Coherence in matplotlib and/or scipy.signal

I have a - naive - code to calculate the coherence between two signals.

import numpy as np
import matplotlib.pyplot as plt
from scipy import signal
 
# Create sine wave1
timestep = 0.01
time        = np.arange(0, 10, timestep)
freq = 10 # Hz
sinewave1   = np.sin(2.0 * np.pi * freq * time)
sinewave1  += 0.9*time;

# Create sine wave2 
sinewave2   = np.sin(2.0 * np.pi * freq * time)
sinewave2  += -1.2*time;

# Plot the sine waves 
plt.subplot(211)
plt.grid(True, which='both')
plt.xlabel('time')
plt.ylabel('amplitude')
plt.plot(time, sinewave1, time, sinewave2)

# Plot the coherences 
plt.subplot(212)
coh, f = plt.cohere(sinewave1, sinewave2, 256, 1./timestep, label="matplotlib coh")
plt.xlabel('frequency [Hz]')
plt.ylabel('coherence')

f, Cxy = signal.coherence(sinewave1, sinewave2, 1./timestep, nperseg=512)
plt.plot(f, Cxy, label="signal coh")
plt.legend(loc="lower right")
plt.show()

I would expect a peak at 10Hz in the coherence plots but instead I get these strange curves. Could anyone tell me what I am doing wrong or forward me to information that could instruct me?

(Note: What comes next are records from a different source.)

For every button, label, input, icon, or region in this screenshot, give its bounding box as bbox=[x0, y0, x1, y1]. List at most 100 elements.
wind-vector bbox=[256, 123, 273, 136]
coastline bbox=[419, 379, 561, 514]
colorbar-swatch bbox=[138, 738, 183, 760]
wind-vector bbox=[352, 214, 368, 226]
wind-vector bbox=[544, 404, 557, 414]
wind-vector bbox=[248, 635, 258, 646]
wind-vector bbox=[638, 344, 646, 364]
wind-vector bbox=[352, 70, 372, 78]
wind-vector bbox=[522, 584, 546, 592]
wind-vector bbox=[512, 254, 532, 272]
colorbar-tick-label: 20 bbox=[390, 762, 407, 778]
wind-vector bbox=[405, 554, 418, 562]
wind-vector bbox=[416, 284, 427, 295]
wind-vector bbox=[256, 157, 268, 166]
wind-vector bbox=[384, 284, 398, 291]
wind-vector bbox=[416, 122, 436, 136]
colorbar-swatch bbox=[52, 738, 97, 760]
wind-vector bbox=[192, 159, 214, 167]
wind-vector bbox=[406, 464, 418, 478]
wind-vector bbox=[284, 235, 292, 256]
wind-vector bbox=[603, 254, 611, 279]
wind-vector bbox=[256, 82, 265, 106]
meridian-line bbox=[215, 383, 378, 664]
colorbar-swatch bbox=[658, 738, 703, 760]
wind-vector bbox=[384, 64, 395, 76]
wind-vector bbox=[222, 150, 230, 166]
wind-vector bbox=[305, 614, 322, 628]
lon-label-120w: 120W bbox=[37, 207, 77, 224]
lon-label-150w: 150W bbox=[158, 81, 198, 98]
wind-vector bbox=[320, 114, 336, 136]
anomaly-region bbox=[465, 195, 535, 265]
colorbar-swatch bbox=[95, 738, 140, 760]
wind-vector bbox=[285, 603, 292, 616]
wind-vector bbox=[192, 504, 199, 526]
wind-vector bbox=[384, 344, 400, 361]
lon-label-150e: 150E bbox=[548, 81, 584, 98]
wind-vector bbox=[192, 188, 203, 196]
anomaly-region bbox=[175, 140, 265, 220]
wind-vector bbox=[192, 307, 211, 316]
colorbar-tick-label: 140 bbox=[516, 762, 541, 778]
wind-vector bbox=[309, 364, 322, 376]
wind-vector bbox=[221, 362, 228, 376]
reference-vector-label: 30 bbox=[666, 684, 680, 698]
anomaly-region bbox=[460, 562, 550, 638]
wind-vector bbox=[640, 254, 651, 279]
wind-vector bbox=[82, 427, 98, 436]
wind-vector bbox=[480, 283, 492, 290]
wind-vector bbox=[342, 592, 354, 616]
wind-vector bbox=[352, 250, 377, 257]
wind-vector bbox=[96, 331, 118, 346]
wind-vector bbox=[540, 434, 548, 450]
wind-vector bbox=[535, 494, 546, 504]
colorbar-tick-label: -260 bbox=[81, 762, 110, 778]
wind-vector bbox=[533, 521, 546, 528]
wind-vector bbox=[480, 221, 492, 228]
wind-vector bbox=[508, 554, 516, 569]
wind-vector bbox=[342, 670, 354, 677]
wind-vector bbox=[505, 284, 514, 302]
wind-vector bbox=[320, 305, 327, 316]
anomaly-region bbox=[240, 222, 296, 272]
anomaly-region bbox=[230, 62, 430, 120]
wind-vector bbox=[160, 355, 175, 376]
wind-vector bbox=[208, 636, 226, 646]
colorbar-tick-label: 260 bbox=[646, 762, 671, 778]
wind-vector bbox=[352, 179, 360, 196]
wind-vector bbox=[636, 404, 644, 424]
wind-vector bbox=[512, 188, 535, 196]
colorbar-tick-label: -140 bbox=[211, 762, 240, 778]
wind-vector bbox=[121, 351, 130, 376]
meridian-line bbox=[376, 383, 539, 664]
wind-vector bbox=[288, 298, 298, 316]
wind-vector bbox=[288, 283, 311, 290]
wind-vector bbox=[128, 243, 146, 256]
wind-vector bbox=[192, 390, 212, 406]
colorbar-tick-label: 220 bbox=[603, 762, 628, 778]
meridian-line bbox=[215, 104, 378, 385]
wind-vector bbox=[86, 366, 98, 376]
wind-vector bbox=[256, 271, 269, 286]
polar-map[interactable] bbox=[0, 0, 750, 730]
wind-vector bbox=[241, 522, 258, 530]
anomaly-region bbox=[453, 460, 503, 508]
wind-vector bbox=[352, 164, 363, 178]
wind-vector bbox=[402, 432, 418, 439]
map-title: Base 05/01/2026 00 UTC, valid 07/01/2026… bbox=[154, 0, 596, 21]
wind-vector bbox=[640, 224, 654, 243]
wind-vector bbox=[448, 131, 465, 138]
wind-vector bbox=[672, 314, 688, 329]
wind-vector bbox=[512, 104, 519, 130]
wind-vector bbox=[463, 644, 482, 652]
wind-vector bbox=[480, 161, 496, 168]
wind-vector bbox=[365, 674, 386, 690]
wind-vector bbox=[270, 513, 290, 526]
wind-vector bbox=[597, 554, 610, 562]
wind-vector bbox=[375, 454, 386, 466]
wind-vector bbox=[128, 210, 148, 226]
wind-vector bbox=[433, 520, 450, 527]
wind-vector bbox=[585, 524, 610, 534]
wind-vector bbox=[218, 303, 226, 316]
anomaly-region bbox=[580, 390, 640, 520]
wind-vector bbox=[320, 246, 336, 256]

These are highly coherent at all frequencies, so I don’t think these results are surprising. Add uncorrelated noise to each signal to see a peat at 10 Hz…

Hi,

Thank you for your fast reply. I added the following:

rng = np.random.default_rng()
noise_power = 12.0
noise1 = rng.normal(scale=np.sqrt(noise_power), size=time.shape)
sinewave1 += noise1
noise2 = rng.normal(scale=np.sqrt(noise_power), size=time.shape)
sinewave2 += noise2

And this makes the signals noisier but I still don’t see the peak at 10 Hz.